L’article 72 de la LIPR interdit-il toute demande de contrôle judiciaire présentée par la personne ayant déposé une demande pour conjoint pendant que le répondant exerce un droit d’appel en vertu de l’article 63 de la LIPR?

[18]      Notre Cour a rejeté l’appel et a répondu par l’affirmative à la question certifiée. Elle a statué que les dispositions de la Loi portant sur les demandes parrainées au titre de la catégorie du regroupement familial constituaient [au paragraphe 21] une « procédure exhaustive et indépendante ». La procédure prévue par la Loi conférait à la SAI le contrôle en manière d’appel, tandis que toute demande ultérieure de contrôle judiciaire relevait de la responsabilité du répondant. La Cour a statué que la restriction du droit de demander le contrôle judiciaire prévue à l’alinéa 72(2)a) de la Loi l’emportait sur le droit général de solliciter ce contrôle conféré par l’article 18.5 de la Loi sur les Cours fédérales, L.R.C. (1985), ch. F-7 (voir l’arrêt Somodi, aux paragraphes 21 à 25).

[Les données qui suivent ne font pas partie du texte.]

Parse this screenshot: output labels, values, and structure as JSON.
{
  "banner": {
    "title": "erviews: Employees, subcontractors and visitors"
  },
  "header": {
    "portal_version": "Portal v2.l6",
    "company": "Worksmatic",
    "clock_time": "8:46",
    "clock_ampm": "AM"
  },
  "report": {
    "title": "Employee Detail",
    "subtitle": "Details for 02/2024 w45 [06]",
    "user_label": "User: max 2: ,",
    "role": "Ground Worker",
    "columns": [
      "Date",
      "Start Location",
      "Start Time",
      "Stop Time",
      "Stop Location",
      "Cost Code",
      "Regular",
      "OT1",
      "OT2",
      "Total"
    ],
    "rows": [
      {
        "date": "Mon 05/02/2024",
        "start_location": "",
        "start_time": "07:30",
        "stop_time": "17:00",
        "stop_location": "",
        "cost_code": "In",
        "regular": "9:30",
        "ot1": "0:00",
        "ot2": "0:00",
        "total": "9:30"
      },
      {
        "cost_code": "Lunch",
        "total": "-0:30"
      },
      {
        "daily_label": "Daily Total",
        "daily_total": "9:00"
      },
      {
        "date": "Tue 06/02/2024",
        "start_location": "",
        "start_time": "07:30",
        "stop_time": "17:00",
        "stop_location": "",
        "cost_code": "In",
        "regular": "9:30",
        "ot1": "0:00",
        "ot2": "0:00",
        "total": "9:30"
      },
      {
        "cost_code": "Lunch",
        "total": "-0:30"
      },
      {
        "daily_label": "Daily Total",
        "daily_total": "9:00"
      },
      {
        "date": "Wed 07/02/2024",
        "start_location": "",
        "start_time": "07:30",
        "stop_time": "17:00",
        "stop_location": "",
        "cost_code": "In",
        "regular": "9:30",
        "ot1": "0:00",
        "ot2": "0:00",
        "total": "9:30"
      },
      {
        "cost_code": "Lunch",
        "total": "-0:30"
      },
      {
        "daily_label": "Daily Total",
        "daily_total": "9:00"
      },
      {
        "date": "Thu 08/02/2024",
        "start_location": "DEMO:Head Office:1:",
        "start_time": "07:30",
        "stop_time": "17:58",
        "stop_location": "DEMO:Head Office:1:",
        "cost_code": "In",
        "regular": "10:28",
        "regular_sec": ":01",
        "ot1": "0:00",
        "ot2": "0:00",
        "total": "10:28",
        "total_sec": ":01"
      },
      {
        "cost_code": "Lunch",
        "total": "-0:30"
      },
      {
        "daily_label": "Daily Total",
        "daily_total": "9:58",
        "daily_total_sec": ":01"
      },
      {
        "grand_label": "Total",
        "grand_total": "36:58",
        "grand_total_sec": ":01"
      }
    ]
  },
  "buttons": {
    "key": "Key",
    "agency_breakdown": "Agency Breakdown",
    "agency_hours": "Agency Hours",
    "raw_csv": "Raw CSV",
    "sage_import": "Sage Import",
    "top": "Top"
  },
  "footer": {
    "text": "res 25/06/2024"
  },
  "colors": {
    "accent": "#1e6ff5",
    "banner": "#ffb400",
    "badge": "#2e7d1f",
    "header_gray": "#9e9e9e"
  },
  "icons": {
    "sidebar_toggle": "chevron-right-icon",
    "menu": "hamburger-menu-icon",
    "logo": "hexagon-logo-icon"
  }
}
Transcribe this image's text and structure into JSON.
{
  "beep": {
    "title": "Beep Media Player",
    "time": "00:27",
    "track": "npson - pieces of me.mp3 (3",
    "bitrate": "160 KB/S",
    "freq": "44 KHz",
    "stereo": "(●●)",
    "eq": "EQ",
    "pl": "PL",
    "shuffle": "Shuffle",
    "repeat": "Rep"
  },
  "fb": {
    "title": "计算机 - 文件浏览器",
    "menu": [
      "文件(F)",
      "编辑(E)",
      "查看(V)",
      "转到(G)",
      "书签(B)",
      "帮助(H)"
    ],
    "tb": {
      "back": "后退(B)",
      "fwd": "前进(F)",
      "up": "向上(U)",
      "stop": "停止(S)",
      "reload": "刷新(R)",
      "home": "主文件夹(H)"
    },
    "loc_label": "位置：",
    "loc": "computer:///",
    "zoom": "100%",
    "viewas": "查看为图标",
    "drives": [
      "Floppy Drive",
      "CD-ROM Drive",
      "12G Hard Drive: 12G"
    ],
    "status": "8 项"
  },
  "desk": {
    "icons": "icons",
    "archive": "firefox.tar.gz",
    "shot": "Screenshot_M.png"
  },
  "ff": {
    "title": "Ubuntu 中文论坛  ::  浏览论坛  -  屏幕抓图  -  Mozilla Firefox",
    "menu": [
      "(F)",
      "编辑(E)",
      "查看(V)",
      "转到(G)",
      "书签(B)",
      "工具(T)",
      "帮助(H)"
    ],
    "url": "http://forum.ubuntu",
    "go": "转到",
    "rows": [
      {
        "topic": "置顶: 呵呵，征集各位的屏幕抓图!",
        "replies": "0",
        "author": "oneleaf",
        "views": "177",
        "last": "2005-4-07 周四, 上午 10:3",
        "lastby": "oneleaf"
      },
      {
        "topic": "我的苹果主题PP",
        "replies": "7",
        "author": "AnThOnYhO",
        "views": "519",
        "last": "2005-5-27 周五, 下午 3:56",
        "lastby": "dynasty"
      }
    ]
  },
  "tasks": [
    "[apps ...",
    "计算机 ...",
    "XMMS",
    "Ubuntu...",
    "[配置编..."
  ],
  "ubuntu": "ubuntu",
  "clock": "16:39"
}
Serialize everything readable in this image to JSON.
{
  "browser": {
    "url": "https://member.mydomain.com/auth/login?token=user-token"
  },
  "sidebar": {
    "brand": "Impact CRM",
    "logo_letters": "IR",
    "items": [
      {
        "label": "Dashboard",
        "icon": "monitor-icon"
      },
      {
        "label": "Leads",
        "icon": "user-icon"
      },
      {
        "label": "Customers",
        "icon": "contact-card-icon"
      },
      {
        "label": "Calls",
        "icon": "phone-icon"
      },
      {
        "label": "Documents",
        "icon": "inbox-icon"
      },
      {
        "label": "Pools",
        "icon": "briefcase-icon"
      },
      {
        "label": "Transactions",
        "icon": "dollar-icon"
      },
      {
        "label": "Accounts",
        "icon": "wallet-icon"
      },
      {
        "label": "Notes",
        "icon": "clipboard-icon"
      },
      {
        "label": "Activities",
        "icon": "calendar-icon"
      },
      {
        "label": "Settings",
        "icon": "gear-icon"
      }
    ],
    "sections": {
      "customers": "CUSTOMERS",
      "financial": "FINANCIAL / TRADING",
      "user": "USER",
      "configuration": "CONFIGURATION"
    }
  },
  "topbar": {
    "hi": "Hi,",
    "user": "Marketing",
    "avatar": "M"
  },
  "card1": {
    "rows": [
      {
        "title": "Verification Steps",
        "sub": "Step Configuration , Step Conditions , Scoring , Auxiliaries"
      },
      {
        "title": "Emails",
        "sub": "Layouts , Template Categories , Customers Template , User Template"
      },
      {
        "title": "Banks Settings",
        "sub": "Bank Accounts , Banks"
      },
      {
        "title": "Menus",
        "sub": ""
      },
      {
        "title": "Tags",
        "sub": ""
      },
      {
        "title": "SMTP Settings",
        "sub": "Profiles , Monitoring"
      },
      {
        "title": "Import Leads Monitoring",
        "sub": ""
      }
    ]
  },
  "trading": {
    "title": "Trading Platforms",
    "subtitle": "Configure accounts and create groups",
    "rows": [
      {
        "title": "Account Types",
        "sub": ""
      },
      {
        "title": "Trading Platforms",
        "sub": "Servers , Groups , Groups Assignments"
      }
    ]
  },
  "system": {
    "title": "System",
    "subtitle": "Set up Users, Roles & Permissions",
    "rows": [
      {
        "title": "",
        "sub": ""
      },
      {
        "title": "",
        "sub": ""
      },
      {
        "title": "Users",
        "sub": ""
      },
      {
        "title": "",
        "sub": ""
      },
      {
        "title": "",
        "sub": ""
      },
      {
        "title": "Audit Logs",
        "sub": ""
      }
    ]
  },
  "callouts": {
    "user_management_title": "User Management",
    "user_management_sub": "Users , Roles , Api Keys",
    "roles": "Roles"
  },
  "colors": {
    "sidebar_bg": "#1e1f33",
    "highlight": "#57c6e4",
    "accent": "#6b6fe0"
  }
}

[19]      Comme il l’a été mentionné ci-dessus, la juge de première instance s’est estimée liée par l’arrêt Somodi de la Cour et a refusé de suivre la jurisprudence de la Cour fédérale. Elle a expliqué que la Cour avait statué, dans l’arrêt Somodi, que la Loi prévoyait un mécanisme particulier pour contester le rejet des demandes parrainées de résidence permanente au titre de la catégorie du regroupement familial. La juge a admis que le fait que la procédure prescrite oblige le répondant à former un appel voué à l’échec manquait d’efficacité, mais qu’il appartenait au législateur, et non à la Cour, de remédier à la situation.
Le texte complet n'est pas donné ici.